Here’s the script section of the .gitlab-ci.yml file

- docker-compose -f docker-compose.base.yml -f docker-compose.test.yml build
- docker-compose -f docker-compose.base.yml -f docker-compose.test.yml run --rm web sleep 60 # to make sure that the DB is started
- docker-compose -f docker-compose.base.yml -f docker-compose.test.yml run --rm web curl -H "Content-Type:application/json" -XPOST -d '{"password":"dummypassord"}' -u neo4j:neo4j http://db:7474/user/neo4j/password # the database is cleared and the password must be changed

# the CI job log stops in the middle of this step (didn't find a reason), but the rails test.log shows that the migration completes
- docker-compose -f docker-compose.base.yml -f docker-compose.test.yml run --rm web bundle exec rails neo4j:migrate

# the rails test.log shows that this step has been completed, but it does not appear in the Gitlab job log
- docker-compose -f docker-compose.base.yml -f docker-compose.test.yml run --rm web bundle exec rails test

Does anyone have an idea of the origin of this problem (or where to search to debug it)? The fact that all steps of the script execute completely let me think that it’s rather a gitlab runner issue that a docker one. But I wouldn’t affirm it with certitude.

Thanks in advance!

Problem solved. For eventual reference, here’s how I managed to solve it.

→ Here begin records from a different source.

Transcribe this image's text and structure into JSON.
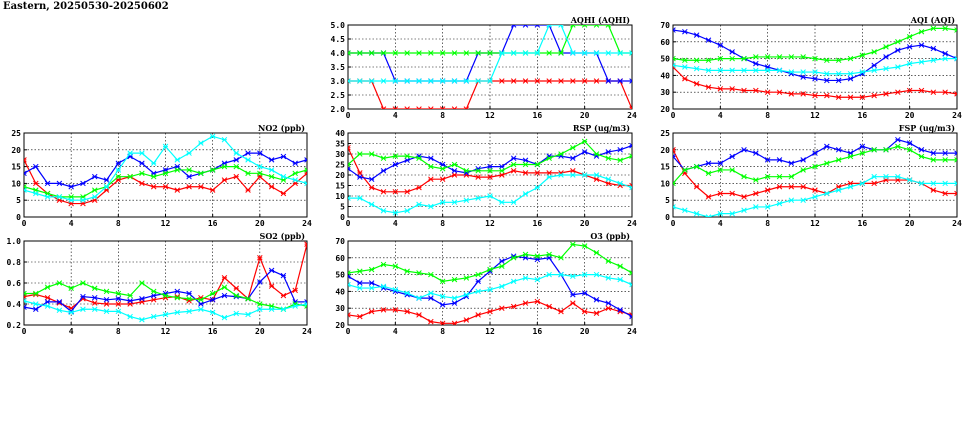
{
  "page": {
    "title": "Eastern, 20250530-20250602"
  },
  "colors": {
    "grid": "#000000",
    "series": [
      "#ff0000",
      "#0000ff",
      "#00ff00",
      "#00ffff"
    ]
  },
  "chart_data": [
    {
      "id": "no2",
      "type": "line",
      "title": "NO2 (ppb)",
      "xlim": [
        0,
        24
      ],
      "xticks": [
        0,
        4,
        8,
        12,
        16,
        20,
        24
      ],
      "ylim": [
        0,
        25
      ],
      "yticks": [
        0,
        5,
        10,
        15,
        20,
        25
      ],
      "grid": true,
      "series": [
        {
          "color": "#ff0000",
          "values": [
            17,
            10,
            7,
            5,
            4,
            4,
            5,
            8,
            11,
            12,
            10,
            9,
            9,
            8,
            9,
            9,
            8,
            11,
            12,
            8,
            12,
            9,
            7,
            10,
            13
          ]
        },
        {
          "color": "#0000ff",
          "values": [
            13,
            15,
            10,
            10,
            9,
            10,
            12,
            11,
            16,
            18,
            16,
            13,
            14,
            15,
            12,
            13,
            14,
            16,
            17,
            19,
            19,
            17,
            18,
            16,
            17
          ]
        },
        {
          "color": "#00ff00",
          "values": [
            9,
            8,
            7,
            6,
            6,
            6,
            8,
            9,
            12,
            12,
            13,
            12,
            13,
            14,
            14,
            13,
            14,
            15,
            15,
            13,
            13,
            12,
            11,
            13,
            14
          ]
        },
        {
          "color": "#00ffff",
          "values": [
            8,
            7,
            6,
            6,
            5,
            5,
            6,
            9,
            14,
            19,
            19,
            16,
            21,
            17,
            19,
            22,
            24,
            23,
            19,
            17,
            15,
            14,
            12,
            11,
            10
          ]
        }
      ]
    },
    {
      "id": "so2",
      "type": "line",
      "title": "SO2 (ppb)",
      "xlim": [
        0,
        24
      ],
      "xticks": [
        0,
        4,
        8,
        12,
        16,
        20,
        24
      ],
      "ylim": [
        0.2,
        1.0
      ],
      "yticks": [
        0.2,
        0.4,
        0.6,
        0.8,
        1.0
      ],
      "grid": true,
      "series": [
        {
          "color": "#ff0000",
          "values": [
            0.47,
            0.49,
            0.46,
            0.41,
            0.36,
            0.45,
            0.41,
            0.4,
            0.4,
            0.4,
            0.42,
            0.44,
            0.46,
            0.47,
            0.43,
            0.46,
            0.44,
            0.65,
            0.55,
            0.45,
            0.84,
            0.57,
            0.48,
            0.53,
            0.97
          ]
        },
        {
          "color": "#0000ff",
          "values": [
            0.37,
            0.35,
            0.42,
            0.42,
            0.33,
            0.47,
            0.46,
            0.44,
            0.45,
            0.43,
            0.45,
            0.48,
            0.5,
            0.52,
            0.5,
            0.4,
            0.44,
            0.48,
            0.47,
            0.45,
            0.61,
            0.72,
            0.67,
            0.42,
            0.42
          ]
        },
        {
          "color": "#00ff00",
          "values": [
            0.5,
            0.5,
            0.56,
            0.6,
            0.55,
            0.6,
            0.55,
            0.52,
            0.5,
            0.48,
            0.6,
            0.52,
            0.48,
            0.46,
            0.45,
            0.44,
            0.5,
            0.56,
            0.48,
            0.45,
            0.4,
            0.38,
            0.35,
            0.4,
            0.38
          ]
        },
        {
          "color": "#00ffff",
          "values": [
            0.43,
            0.4,
            0.38,
            0.34,
            0.32,
            0.35,
            0.35,
            0.33,
            0.33,
            0.28,
            0.25,
            0.28,
            0.3,
            0.32,
            0.33,
            0.35,
            0.32,
            0.27,
            0.31,
            0.3,
            0.35,
            0.35,
            0.35,
            0.38,
            0.4
          ]
        }
      ]
    },
    {
      "id": "aqhi",
      "type": "line",
      "title": "AQHI (AQHI)",
      "xlim": [
        0,
        24
      ],
      "xticks": [
        0,
        4,
        8,
        12,
        16,
        20,
        24
      ],
      "ylim": [
        2.0,
        5.0
      ],
      "yticks": [
        2.0,
        2.5,
        3.0,
        3.5,
        4.0,
        4.5,
        5.0
      ],
      "grid": true,
      "series": [
        {
          "color": "#ff0000",
          "values": [
            3,
            3,
            3,
            2,
            2,
            2,
            2,
            2,
            2,
            2,
            2,
            3,
            3,
            3,
            3,
            3,
            3,
            3,
            3,
            3,
            3,
            3,
            3,
            3,
            2
          ]
        },
        {
          "color": "#0000ff",
          "values": [
            4,
            4,
            4,
            4,
            3,
            3,
            3,
            3,
            3,
            3,
            3,
            4,
            4,
            4,
            5,
            5,
            5,
            5,
            4,
            4,
            4,
            4,
            3,
            3,
            3
          ]
        },
        {
          "color": "#00ff00",
          "values": [
            4,
            4,
            4,
            4,
            4,
            4,
            4,
            4,
            4,
            4,
            4,
            4,
            4,
            4,
            4,
            4,
            4,
            4,
            4,
            5,
            5,
            5,
            5,
            4,
            4
          ]
        },
        {
          "color": "#00ffff",
          "values": [
            3,
            3,
            3,
            3,
            3,
            3,
            3,
            3,
            3,
            3,
            3,
            3,
            3,
            4,
            4,
            4,
            4,
            5,
            5,
            4,
            4,
            4,
            4,
            4,
            4
          ]
        }
      ]
    },
    {
      "id": "rsp",
      "type": "line",
      "title": "RSP (ug/m3)",
      "xlim": [
        0,
        24
      ],
      "xticks": [
        0,
        4,
        8,
        12,
        16,
        20,
        24
      ],
      "ylim": [
        0,
        40
      ],
      "yticks": [
        0,
        5,
        10,
        15,
        20,
        25,
        30,
        35,
        40
      ],
      "grid": true,
      "series": [
        {
          "color": "#ff0000",
          "values": [
            33,
            21,
            14,
            12,
            12,
            12,
            14,
            18,
            18,
            20,
            20,
            19,
            19,
            20,
            22,
            21,
            21,
            21,
            21,
            22,
            20,
            18,
            16,
            15,
            15
          ]
        },
        {
          "color": "#0000ff",
          "values": [
            23,
            19,
            18,
            22,
            25,
            27,
            29,
            28,
            25,
            22,
            21,
            23,
            24,
            24,
            28,
            27,
            25,
            29,
            29,
            28,
            31,
            29,
            31,
            32,
            34
          ]
        },
        {
          "color": "#00ff00",
          "values": [
            25,
            30,
            30,
            28,
            29,
            29,
            28,
            24,
            23,
            25,
            22,
            22,
            22,
            22,
            25,
            25,
            25,
            28,
            30,
            33,
            36,
            30,
            28,
            27,
            29
          ]
        },
        {
          "color": "#00ffff",
          "values": [
            9,
            9,
            6,
            3,
            2,
            3,
            6,
            5,
            7,
            7,
            8,
            9,
            10,
            7,
            7,
            11,
            14,
            19,
            20,
            20,
            20,
            20,
            18,
            16,
            14
          ]
        }
      ]
    },
    {
      "id": "o3",
      "type": "line",
      "title": "O3 (ppb)",
      "xlim": [
        0,
        24
      ],
      "xticks": [
        0,
        4,
        8,
        12,
        16,
        20,
        24
      ],
      "ylim": [
        20,
        70
      ],
      "yticks": [
        20,
        30,
        40,
        50,
        60,
        70
      ],
      "grid": true,
      "series": [
        {
          "color": "#ff0000",
          "values": [
            26,
            25,
            28,
            29,
            29,
            28,
            26,
            22,
            21,
            21,
            23,
            26,
            28,
            30,
            31,
            33,
            34,
            31,
            28,
            33,
            28,
            27,
            30,
            28,
            26
          ]
        },
        {
          "color": "#0000ff",
          "values": [
            49,
            45,
            45,
            42,
            40,
            38,
            36,
            36,
            32,
            33,
            37,
            46,
            52,
            58,
            61,
            60,
            59,
            60,
            50,
            38,
            39,
            35,
            33,
            29,
            25
          ]
        },
        {
          "color": "#00ff00",
          "values": [
            51,
            52,
            53,
            56,
            55,
            52,
            51,
            50,
            46,
            47,
            48,
            50,
            53,
            55,
            60,
            62,
            61,
            62,
            60,
            68,
            67,
            63,
            58,
            55,
            51
          ]
        },
        {
          "color": "#00ffff",
          "values": [
            44,
            42,
            42,
            43,
            41,
            39,
            36,
            39,
            37,
            36,
            38,
            40,
            41,
            43,
            46,
            48,
            47,
            50,
            50,
            49,
            50,
            50,
            48,
            47,
            44
          ]
        }
      ]
    },
    {
      "id": "aqi",
      "type": "line",
      "title": "AQI (AQI)",
      "xlim": [
        0,
        24
      ],
      "xticks": [
        0,
        4,
        8,
        12,
        16,
        20,
        24
      ],
      "ylim": [
        20,
        70
      ],
      "yticks": [
        20,
        30,
        40,
        50,
        60,
        70
      ],
      "grid": true,
      "series": [
        {
          "color": "#ff0000",
          "values": [
            45,
            38,
            35,
            33,
            32,
            32,
            31,
            31,
            30,
            30,
            29,
            29,
            28,
            28,
            27,
            27,
            27,
            28,
            29,
            30,
            31,
            31,
            30,
            30,
            29
          ]
        },
        {
          "color": "#0000ff",
          "values": [
            67,
            66,
            64,
            61,
            58,
            54,
            50,
            47,
            45,
            43,
            41,
            39,
            38,
            37,
            37,
            38,
            41,
            46,
            51,
            55,
            57,
            58,
            56,
            53,
            50
          ]
        },
        {
          "color": "#00ff00",
          "values": [
            50,
            49,
            49,
            49,
            50,
            50,
            50,
            51,
            51,
            51,
            51,
            51,
            50,
            49,
            49,
            50,
            52,
            54,
            57,
            60,
            63,
            66,
            68,
            68,
            67
          ]
        },
        {
          "color": "#00ffff",
          "values": [
            46,
            45,
            44,
            43,
            43,
            43,
            43,
            43,
            43,
            43,
            42,
            42,
            42,
            41,
            41,
            41,
            42,
            43,
            44,
            45,
            47,
            48,
            49,
            50,
            50
          ]
        }
      ]
    },
    {
      "id": "fsp",
      "type": "line",
      "title": "FSP (ug/m3)",
      "xlim": [
        0,
        24
      ],
      "xticks": [
        0,
        4,
        8,
        12,
        16,
        20,
        24
      ],
      "ylim": [
        0,
        25
      ],
      "yticks": [
        0,
        5,
        10,
        15,
        20,
        25
      ],
      "grid": true,
      "series": [
        {
          "color": "#ff0000",
          "values": [
            20,
            13,
            9,
            6,
            7,
            7,
            6,
            7,
            8,
            9,
            9,
            9,
            8,
            7,
            9,
            10,
            10,
            10,
            11,
            11,
            11,
            10,
            8,
            7,
            7
          ]
        },
        {
          "color": "#0000ff",
          "values": [
            18,
            14,
            15,
            16,
            16,
            18,
            20,
            19,
            17,
            17,
            16,
            17,
            19,
            21,
            20,
            19,
            21,
            20,
            20,
            23,
            22,
            20,
            19,
            19,
            19
          ]
        },
        {
          "color": "#00ff00",
          "values": [
            10,
            14,
            15,
            13,
            14,
            14,
            12,
            11,
            12,
            12,
            12,
            14,
            15,
            16,
            17,
            18,
            19,
            20,
            20,
            21,
            20,
            18,
            17,
            17,
            17
          ]
        },
        {
          "color": "#00ffff",
          "values": [
            3,
            2,
            1,
            0,
            1,
            1,
            2,
            3,
            3,
            4,
            5,
            5,
            6,
            7,
            8,
            9,
            10,
            12,
            12,
            12,
            11,
            10,
            10,
            10,
            10
          ]
        }
      ]
    }
  ]
}
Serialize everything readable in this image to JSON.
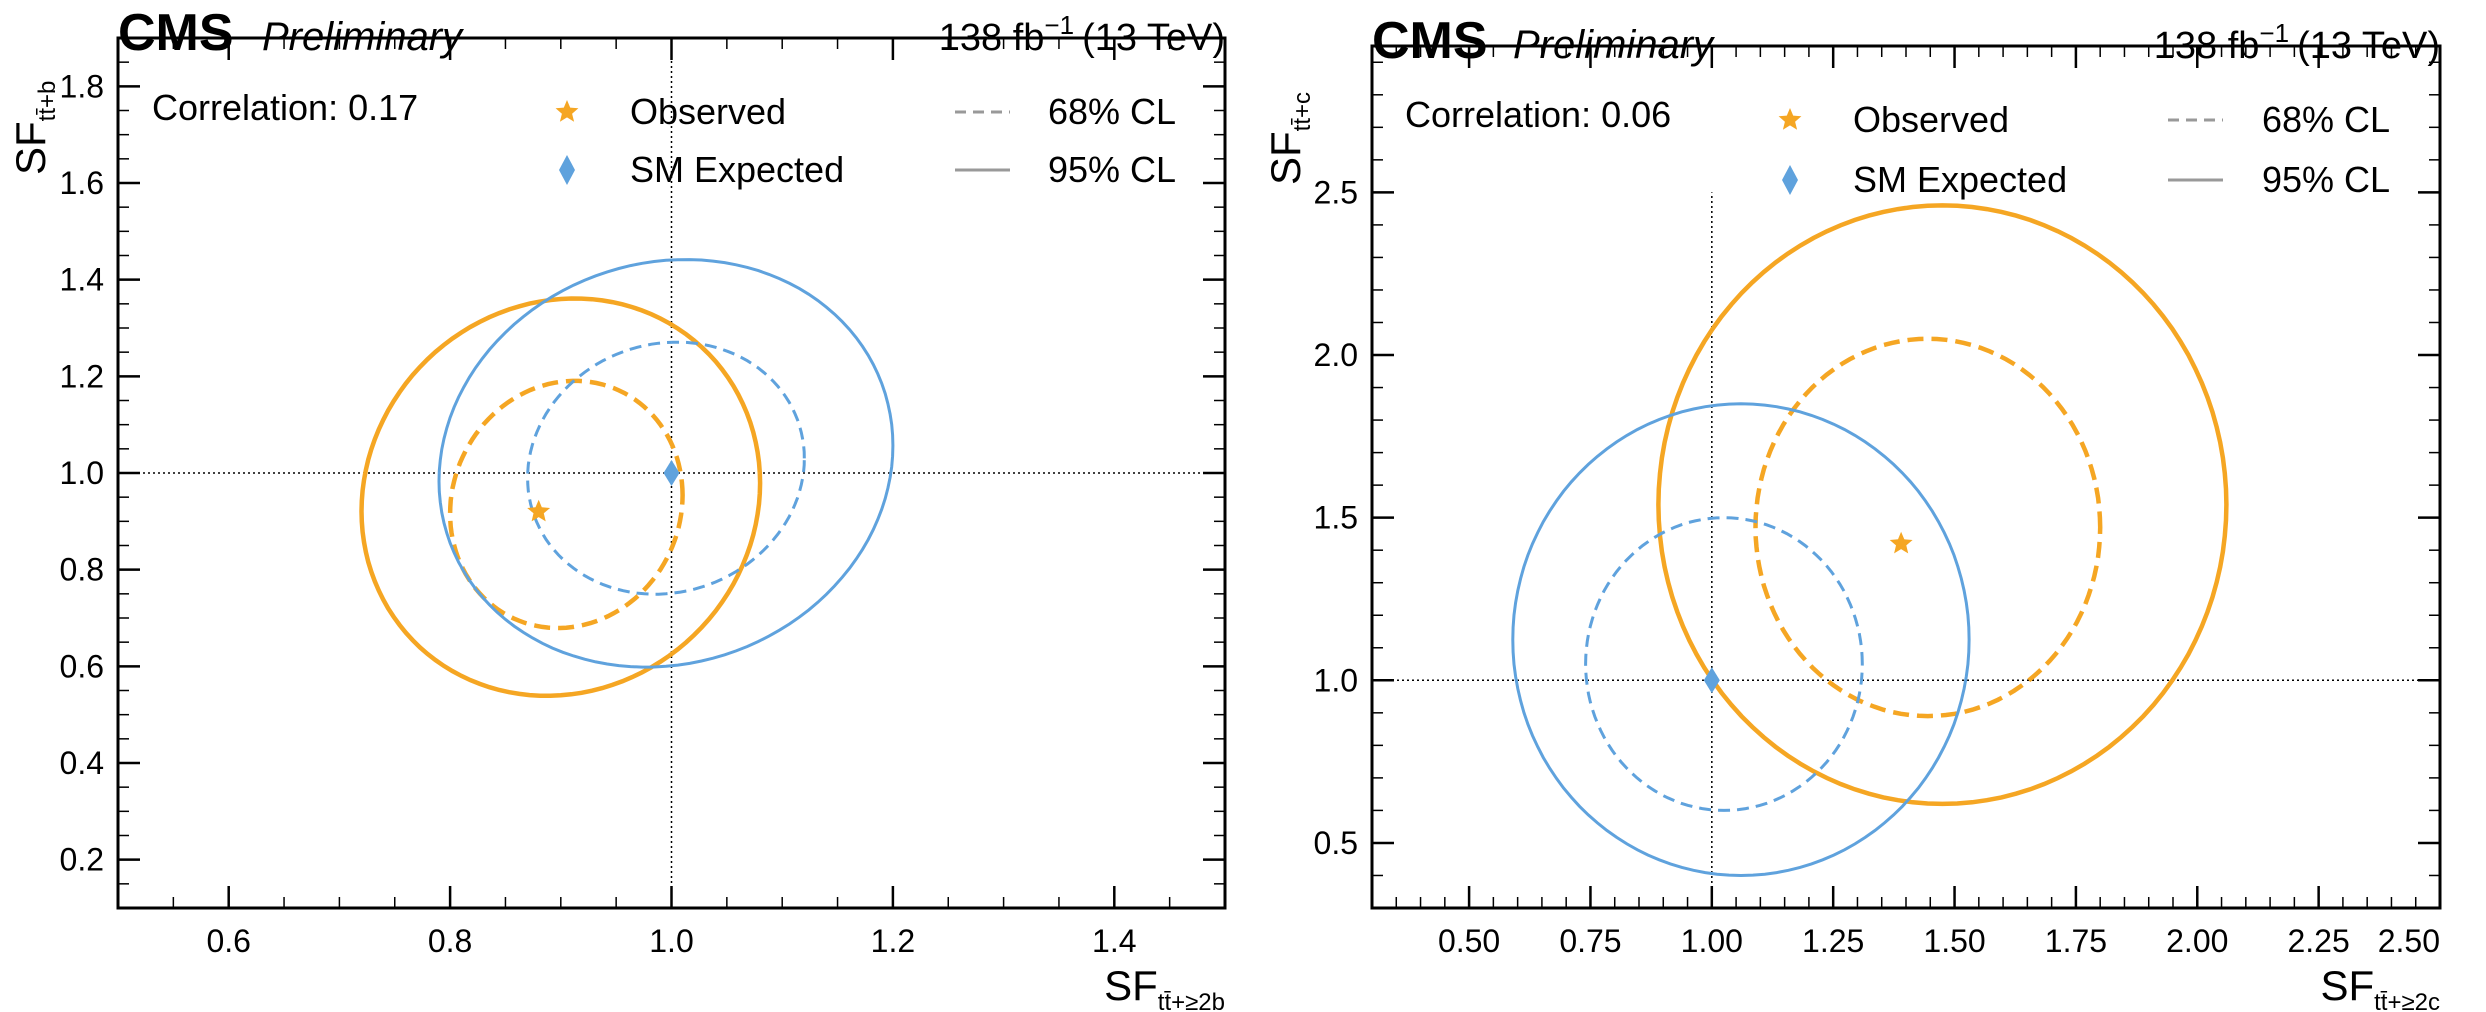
{
  "colors": {
    "observed": "#f5a623",
    "expected": "#5fa2dd",
    "legend_line": "#999999",
    "frame": "#000000"
  },
  "chart_data": [
    {
      "type": "scatter",
      "experiment": "CMS",
      "status": "Preliminary",
      "lumi": "138 fb",
      "lumi_exp": "−1",
      "energy": "(13 TeV)",
      "correlation": "Correlation: 0.17",
      "xlabel": "SF",
      "xlabel_sub": "tt̄+≥2b",
      "ylabel": "SF",
      "ylabel_sub": "tt̄+b",
      "xlim": [
        0.5,
        1.5
      ],
      "ylim": [
        0.1,
        1.9
      ],
      "xticks": [
        0.6,
        0.8,
        1.0,
        1.2,
        1.4
      ],
      "xtick_labels": [
        "0.6",
        "0.8",
        "1.0",
        "1.2",
        "1.4"
      ],
      "xminor_step": 0.05,
      "yticks": [
        0.2,
        0.4,
        0.6,
        0.8,
        1.0,
        1.2,
        1.4,
        1.6,
        1.8
      ],
      "ytick_labels": [
        "0.2",
        "0.4",
        "0.6",
        "0.8",
        "1.0",
        "1.2",
        "1.4",
        "1.6",
        "1.8"
      ],
      "yminor_step": 0.05,
      "ref_x": 1.0,
      "ref_y": 1.0,
      "observed": {
        "x": 0.88,
        "y": 0.92
      },
      "expected": {
        "x": 1.0,
        "y": 1.0
      },
      "contours": [
        {
          "name": "Observed 68% CL",
          "series": "observed",
          "style": "dashed",
          "width": 4.5,
          "center": [
            0.91,
            0.93
          ],
          "xrange": [
            0.8,
            1.01
          ],
          "yrange": [
            0.68,
            1.19
          ],
          "tilt": 0.2
        },
        {
          "name": "Observed 95% CL",
          "series": "observed",
          "style": "solid",
          "width": 4.5,
          "center": [
            0.905,
            0.95
          ],
          "xrange": [
            0.72,
            1.08
          ],
          "yrange": [
            0.54,
            1.36
          ],
          "tilt": 0.18
        },
        {
          "name": "SM Expected 68% CL",
          "series": "expected",
          "style": "dashed",
          "width": 3,
          "center": [
            0.985,
            1.005
          ],
          "xrange": [
            0.87,
            1.12
          ],
          "yrange": [
            0.75,
            1.27
          ],
          "tilt": 0.18
        },
        {
          "name": "SM Expected 95% CL",
          "series": "expected",
          "style": "solid",
          "width": 3,
          "center": [
            0.985,
            1.02
          ],
          "xrange": [
            0.79,
            1.2
          ],
          "yrange": [
            0.6,
            1.44
          ],
          "tilt": 0.2
        }
      ],
      "legend": {
        "observed": "Observed",
        "expected": "SM Expected",
        "cl68": "68% CL",
        "cl95": "95% CL"
      }
    },
    {
      "type": "scatter",
      "experiment": "CMS",
      "status": "Preliminary",
      "lumi": "138 fb",
      "lumi_exp": "−1",
      "energy": "(13 TeV)",
      "correlation": "Correlation: 0.06",
      "xlabel": "SF",
      "xlabel_sub": "tt̄+≥2c",
      "ylabel": "SF",
      "ylabel_sub": "tt̄+c",
      "xlim": [
        0.3,
        2.5
      ],
      "ylim": [
        0.3,
        2.95
      ],
      "xticks": [
        0.5,
        0.75,
        1.0,
        1.25,
        1.5,
        1.75,
        2.0,
        2.25,
        2.5
      ],
      "xtick_labels": [
        "0.50",
        "0.75",
        "1.00",
        "1.25",
        "1.50",
        "1.75",
        "2.00",
        "2.25",
        "2.50"
      ],
      "xminor_step": 0.05,
      "yticks": [
        0.5,
        1.0,
        1.5,
        2.0,
        2.5
      ],
      "ytick_labels": [
        "0.5",
        "1.0",
        "1.5",
        "2.0",
        "2.5"
      ],
      "yminor_step": 0.1,
      "ref_x": 1.0,
      "ref_y": 1.0,
      "ref_y_max": 2.5,
      "observed": {
        "x": 1.39,
        "y": 1.42
      },
      "expected": {
        "x": 1.0,
        "y": 1.0
      },
      "contours": [
        {
          "name": "Observed 68% CL",
          "series": "observed",
          "style": "dashed",
          "width": 4.5,
          "center": [
            1.45,
            1.47
          ],
          "xrange": [
            1.09,
            1.8
          ],
          "yrange": [
            0.89,
            2.05
          ],
          "tilt": 0.0
        },
        {
          "name": "Observed 95% CL",
          "series": "observed",
          "style": "solid",
          "width": 4.5,
          "center": [
            1.55,
            1.54
          ],
          "xrange": [
            0.89,
            2.06
          ],
          "yrange": [
            0.62,
            2.46
          ],
          "tilt": 0.0
        },
        {
          "name": "SM Expected 68% CL",
          "series": "expected",
          "style": "dashed",
          "width": 3,
          "center": [
            1.02,
            1.05
          ],
          "xrange": [
            0.74,
            1.31
          ],
          "yrange": [
            0.6,
            1.5
          ],
          "tilt": 0.0
        },
        {
          "name": "SM Expected 95% CL",
          "series": "expected",
          "style": "solid",
          "width": 3,
          "center": [
            1.05,
            1.13
          ],
          "xrange": [
            0.59,
            1.53
          ],
          "yrange": [
            0.4,
            1.85
          ],
          "tilt": 0.0
        }
      ],
      "legend": {
        "observed": "Observed",
        "expected": "SM Expected",
        "cl68": "68% CL",
        "cl95": "95% CL"
      }
    }
  ]
}
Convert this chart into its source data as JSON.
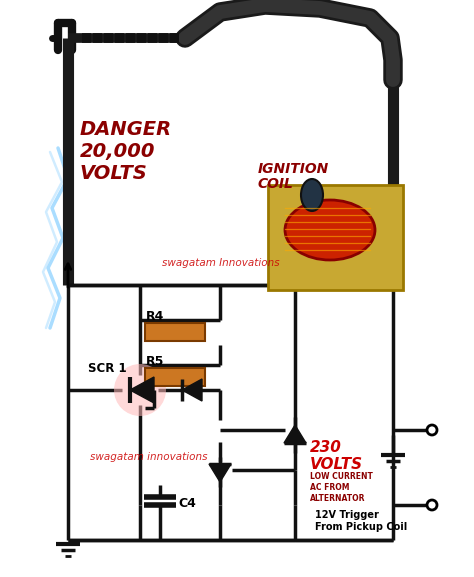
{
  "bg_color": "#ffffff",
  "danger_text": "DANGER\n20,000\nVOLTS",
  "danger_color": "#8B0000",
  "ignition_coil_text": "IGNITION\nCOIL",
  "ignition_coil_color": "#8B0000",
  "swag1_text": "swagatam Innovations",
  "swag1_color": "#cc0000",
  "swag2_text": "swagatam innovations",
  "swag2_color": "#cc0000",
  "volts230_text": "230\nVOLTS",
  "volts230_color": "#cc0000",
  "ac_text": "LOW CURRENT\nAC FROM\nALTERNATOR",
  "ac_color": "#8B0000",
  "trigger_text": "12V Trigger\nFrom Pickup Coil",
  "trigger_color": "#000000",
  "scr1_text": "SCR 1",
  "r4_text": "R4",
  "r5_text": "R5",
  "c4_text": "C4",
  "line_color": "#111111",
  "line_width": 2.5,
  "resistor_color": "#cc7722",
  "resistor_edge": "#7a3a00",
  "cable_color": "#1a1a1a",
  "lightning_color": "#aaddff",
  "coil_red": "#cc2200",
  "coil_gold": "#c8a832",
  "coil_dark": "#223344",
  "ground_lw": 3.0,
  "terminal_color": "#ffffff"
}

  1. Have a good night of sleep :slight_smile:

  2. I discovered that the runner could be ran in debug mode (gitlab-runner --debug run). When the trace stop being sent, I observe the following messages in the log:

    WARNING: Appending trace to coordinator… failed code=500 job=688 job-log= job-status= runner=xxx sent-log=9247-37081 status=500 Internal Server Error

So it looked like the issue was actually on the gitlab instance side, rather than the runner.

  1. I searched in the api_json.log (from gitlab-rails), and did not see any trace of failure. But the cases where the requests succeeded where mentioned. So I thought about nginx, and saw that there were plenty of errors in the log files.

    2020/01/08 12:26:38 [crit] 389#0: *72802 open() “/var/opt/gitlab/nginx/client_body_temp/0000001249” failed (13: Permission denied), client: 192.168.1.55, server: gitlab.terminus.local, request: “PATCH /api/v4/jobs/687/trace HTTP/1.1”, host: “XXXX”

The permissions on var/opt/gitlab/nginx/client_body_temp were set on 777 for some reason, instead of 700. I changed that them to 700 and the problem was fixed.